Morning Petrospective – August 5, 2010
il futures were marginally lower on Wednesday, although signals were mixed again. At the end of the day, higher inventories and a weaker euro were able to out-point other factors in persuading traders to take profits on long holdings in the oil complex.
The Institute of Supply Management (ISM) index of non-manufacturing businesses increased in July to 54.3 from 53.8 in June. Experts had predicted a drop to 53.0. ADP released its early estimate on non-farms payrolls for July, and it estimated that 42,000 jobs were added in July, following an increase of 19,000 in June. Market-watchers had expected a gain of 30,000. Both were better than expected.
It is funny. On Tuesday, we had three disappointing, bearish reports reflecting economic activity. Oil prices rallied to new, recent highs. So, on Wednesday, we get two better-than-expected economic reports, and crude oil prices declined. It makes very little sense. Traders did take into account “sluggish growth in the UK’s services sector,” according to Dow Jones, but traders seem to be a day late sometimes in these markets.
Perhaps making better sense was the fact that the euro was lower yesterday. Since last Thursday, when it was hauled out by its shirt collar and trotted around the headlines for the first time in weeks, the euro has had a reasonably tight correlation with oil prices.
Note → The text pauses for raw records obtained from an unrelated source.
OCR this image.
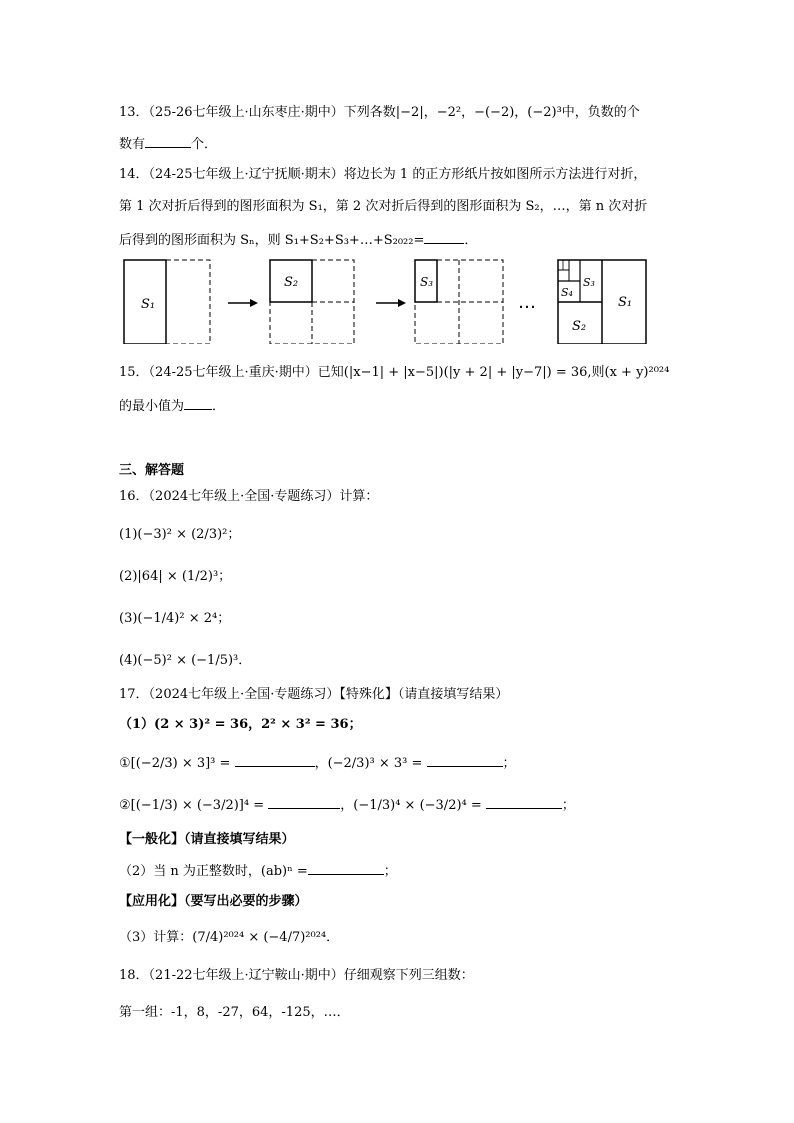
13．（25-26七年级上·山东枣庄·期中）下列各数|−2|，−2²，−(−2)，(−2)³中，负数的个
数有	个．
14．（24-25七年级上·辽宁抚顺·期末）将边长为 1 的正方形纸片按如图所示方法进行对折，
第 1 次对折后得到的图形面积为 S₁，第 2 次对折后得到的图形面积为 S₂，…，第 n 次对折
后得到的图形面积为 Sₙ，则 S₁+S₂+S₃+…+S₂₀₂₂=	．
S₁
S₂	S₃
… S₄
S₃
S₁
S₂
15．（24-25七年级上·重庆·期中）已知(|x−1| + |x−5|)(|y + 2| + |y−7|) = 36,则(x + y)²⁰²⁴
的最小值为 ．
三、解答题
16．（2024七年级上·全国·专题练习）计算：
(1)(−3)² × (2/3)²；
(2)|64| × (1/2)³；
(3)(−1/4)² × 2⁴；
(4)(−5)² × (−1/5)³．
17．（2024七年级上·全国·专题练习）【特殊化】（请直接填写结果）
（1）(2 × 3)² = 36，2² × 3² = 36；
①[(−2/3) × 3]³ =	，(−2/3)³ × 3³ =	；
②[(−1/3) × (−3/2)]⁴ =	，(−1/3)⁴ × (−3/2)⁴ =	；
【一般化】（请直接填写结果）
（2）当 n 为正整数时，(ab)ⁿ =	；
【应用化】（要写出必要的步骤）
（3）计算：(7/4)²⁰²⁴ × (−4/7)²⁰²⁴．
18．（21-22七年级上·辽宁鞍山·期中）仔细观察下列三组数：
第一组：-1，8，-27，64，-125，…．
It has not been the cozy relationship of high school juniors walking arm in arm to class each day as much as being like two people catching the same bus, while sometimes getting off at different stops, since last Thursday. That has been as tight a relationship asd the oil market has had, though, over the last 10 days.
Prior to then, oil and equities had been all but going steady. For months, the two seemed joined at the hips, and a double-digit increase in the DJIA was often accompanied by a similar gain in crude oil prices; if one gained triple digits, so often would the other. It is just over the last week or 10 days that the two markets have been seen moving in opposite directions.
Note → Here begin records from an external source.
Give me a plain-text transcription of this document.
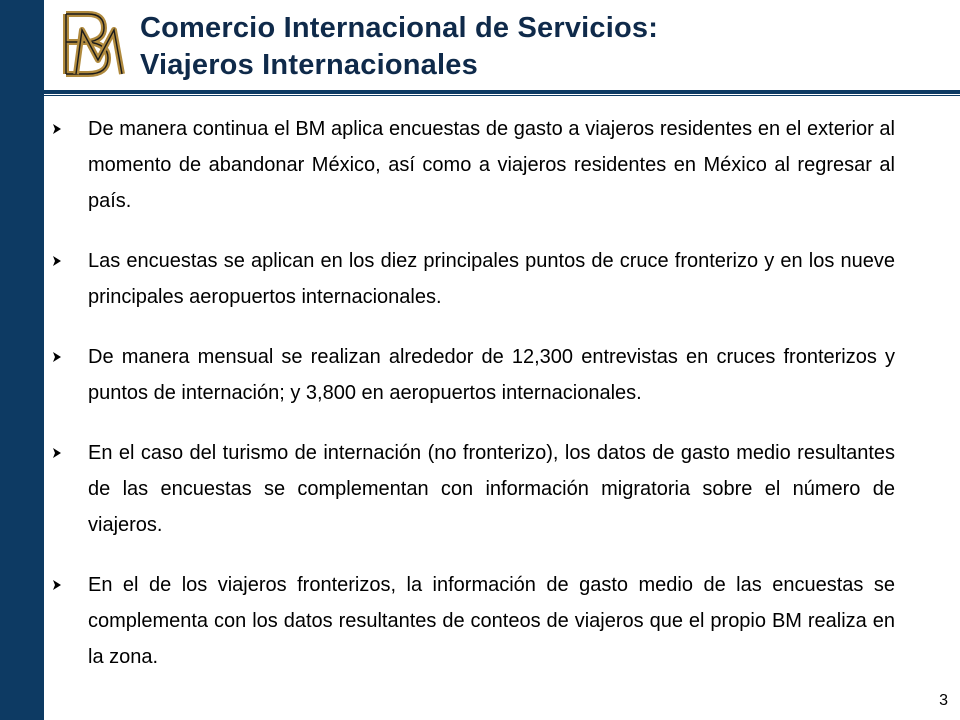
Comercio Internacional de Servicios:
Viajeros Internacionales
De manera continua el BM aplica encuestas de gasto a viajeros residentes en el exterior al momento de abandonar México, así como a viajeros residentes en México al regresar al país.
Las encuestas se aplican en los diez principales puntos de cruce fronterizo y en los nueve principales aeropuertos internacionales.
De manera mensual se realizan alrededor de 12,300 entrevistas en cruces fronterizos y puntos de internación; y 3,800 en aeropuertos internacionales.
En el caso del turismo de internación (no fronterizo), los datos de gasto medio resultantes de las encuestas se complementan con información migratoria sobre el número de viajeros.
En el de los viajeros fronterizos, la información de gasto medio de las encuestas se complementa con los datos resultantes de conteos de viajeros que el propio BM realiza en la zona.
3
This week’s DOE report showed a crude oil drawdown of 2.780 million barrels, on expectations for a decline of 1.400 to 1.650 million barrels. Distillate stocks were up 2.170 million barrels, which was more than had been expected (expected up 1.0 to 1.2 million barrels). Gasoline stocks were up 729,000 barrels, and had been forecast to drop 0.400 to a million barrels. That was probably the result of an unexpected increase in refinery utilization, which was up 0.6$, rather than down the 0.5% to 0.6% predicted.
Spread traders were active in the oil complex on Wednesday, and they were selling gasoline most aggressively, buying either crude oil or heating oil futures against those sales. The DOE report was the reason for those moves, with gasoline having the most bearish report, especially with the higher refinery utilization, which will add more output again next week.
Oil prices remained resilient, despite yesterday’s negative settlements in crude oil and gasoline contracts. Even though prices could have finished in positive territory after the 44-point gain in the DJIA (to 10,680.43) and the better-than=expected economic data released, they just as easily could have fallen more on the weaker euro or because of higher oil inventories.